È un dono bello la vita comunitaria, e proprio per questo non mancano i momenti di tensione e di verità. Quando si scoprono i limiti reciproci e mal si sopportano le persone che ci vivono accanto, arriva il momento di esercitarsi nell’amore che corregge. Dire la verità anche quando costa, aiuta un giovanissimo a crescere nell’onestà verso se stesso e verso gli altri. Cercare il confronto schietto e fiducioso con gli adulti può essere faticoso ma aumenta la responsabilità. La vita comunitaria nel nome di Gesù, inoltre, permette di smussare gli spigoli del proprio carattere per diventare “amabili”, allena a gestire le emozioni travolgenti tipiche dell’età, provoca ad aprire gli occhi per vedere e prendersi cura delle necessità altrui con carità.

Dove due o tre…

«Perché dove sono due o tre riuniti nel mio nome, lì sono io in mezzo a loro» (Mt 18,20). Percepire e accorgersi della presenza del Signore nella vita ordinaria è esperienza di fede. Nel cuore dei seminaristi c’è una viva ricerca e un grande desiderio di riconoscere Dio tra gli amici e tra i fratelli, tra i compagni a scuola e con gli amici in paese. Gesù è fedele alla sua promessa e mantiene la parola data, giorno per giorno, con discrezione e pazienza. Restare fedeli alla preghiera quotidiana, partecipare frequentemente alla celebrazione eucaristica e al sacramento della penitenza allena gli occhi a vedere Dio nella vita propria e degli altri.

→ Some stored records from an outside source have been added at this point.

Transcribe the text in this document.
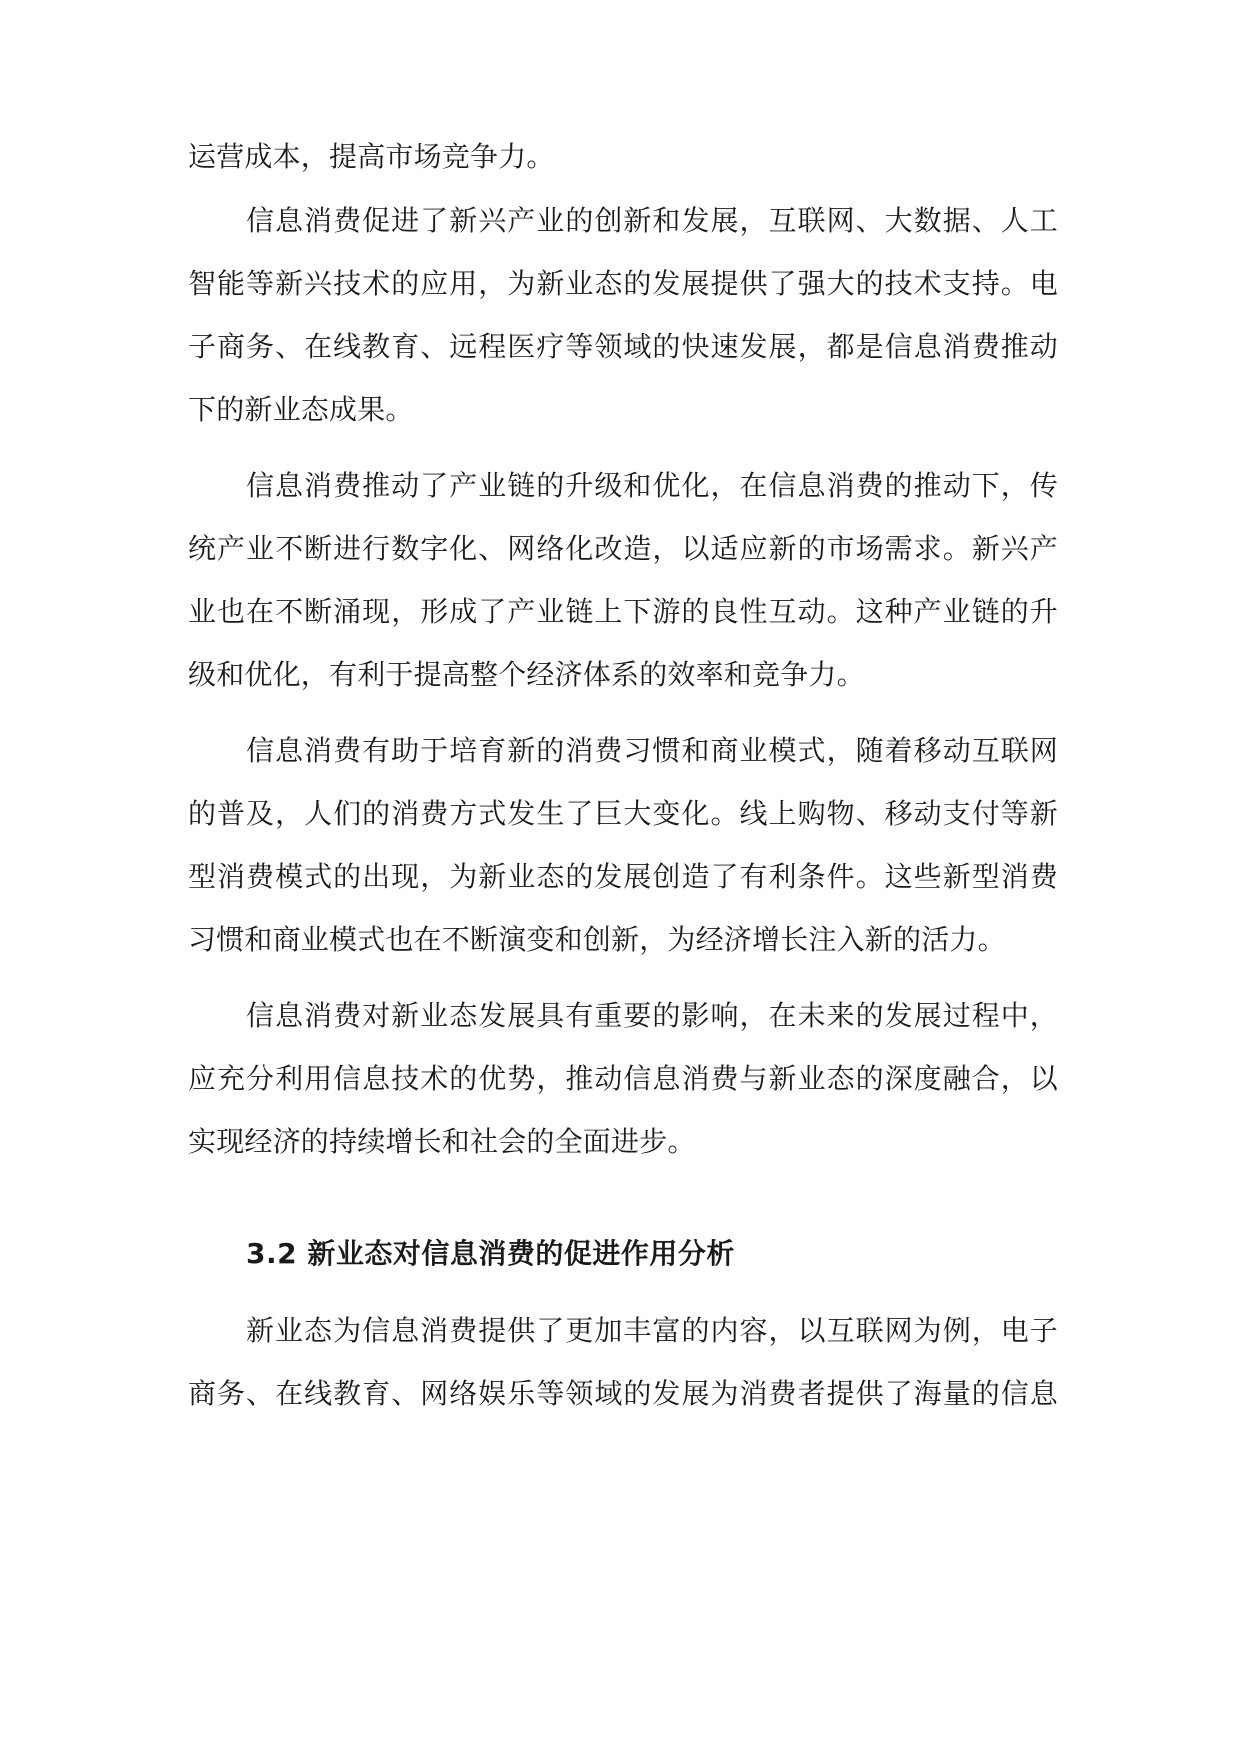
运营成本，提高市场竞争力。
信息消费促进了新兴产业的创新和发展，互联网、大数据、人工
智能等新兴技术的应用，为新业态的发展提供了强大的技术支持。电
子商务、在线教育、远程医疗等领域的快速发展，都是信息消费推动
下的新业态成果。
信息消费推动了产业链的升级和优化，在信息消费的推动下，传
统产业不断进行数字化、网络化改造，以适应新的市场需求。新兴产
业也在不断涌现，形成了产业链上下游的良性互动。这种产业链的升
级和优化，有利于提高整个经济体系的效率和竞争力。
信息消费有助于培育新的消费习惯和商业模式，随着移动互联网
的普及，人们的消费方式发生了巨大变化。线上购物、移动支付等新
型消费模式的出现，为新业态的发展创造了有利条件。这些新型消费
习惯和商业模式也在不断演变和创新，为经济增长注入新的活力。
信息消费对新业态发展具有重要的影响，在未来的发展过程中，
应充分利用信息技术的优势，推动信息消费与新业态的深度融合，以
实现经济的持续增长和社会的全面进步。
3.2 新业态对信息消费的促进作用分析
新业态为信息消费提供了更加丰富的内容，以互联网为例，电子
商务、在线教育、网络娱乐等领域的发展为消费者提供了海量的信息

Il miracolo della generosità

«C’è qui un ragazzo che ha cinque pani d’orzo e due pesci; ma che cos’è questo per tanta gente?» (Gv 6,9). Se quel ragazzo del Vangelo ha avuto per primo la forza di cominciare a condividere il poco che aveva per sé con gli altri, offrendolo a Gesù, il miracolo diventa anche la moltiplicazione della generosità. È sempre sorprendente vedere la generosità di un giovane che accoglie la proposta di Gesù e si mette con disponibilità a seguirlo. Così come è motivo di stupore percepire che una forte e intensa vita spirituale motiva e dà forza per vivere da fratelli, per vivere da adolescenti la propria vita cristiana. Si possono affrontare paure e resistenze e si può scoprire, giorno dopo giorno, la possibilità concreta di diventare dono per gli altri. La ricerca vocazionale inizia fin da piccoli. Capire qual è la propria vocazione richiede tempo e pazienza. Le scelte quotidiane di generosità e servizio allenano il cuore e la volontà a pensare la propria vita come un dono da offrire a Gesù perché lo moltiplichi per sé e per tutti.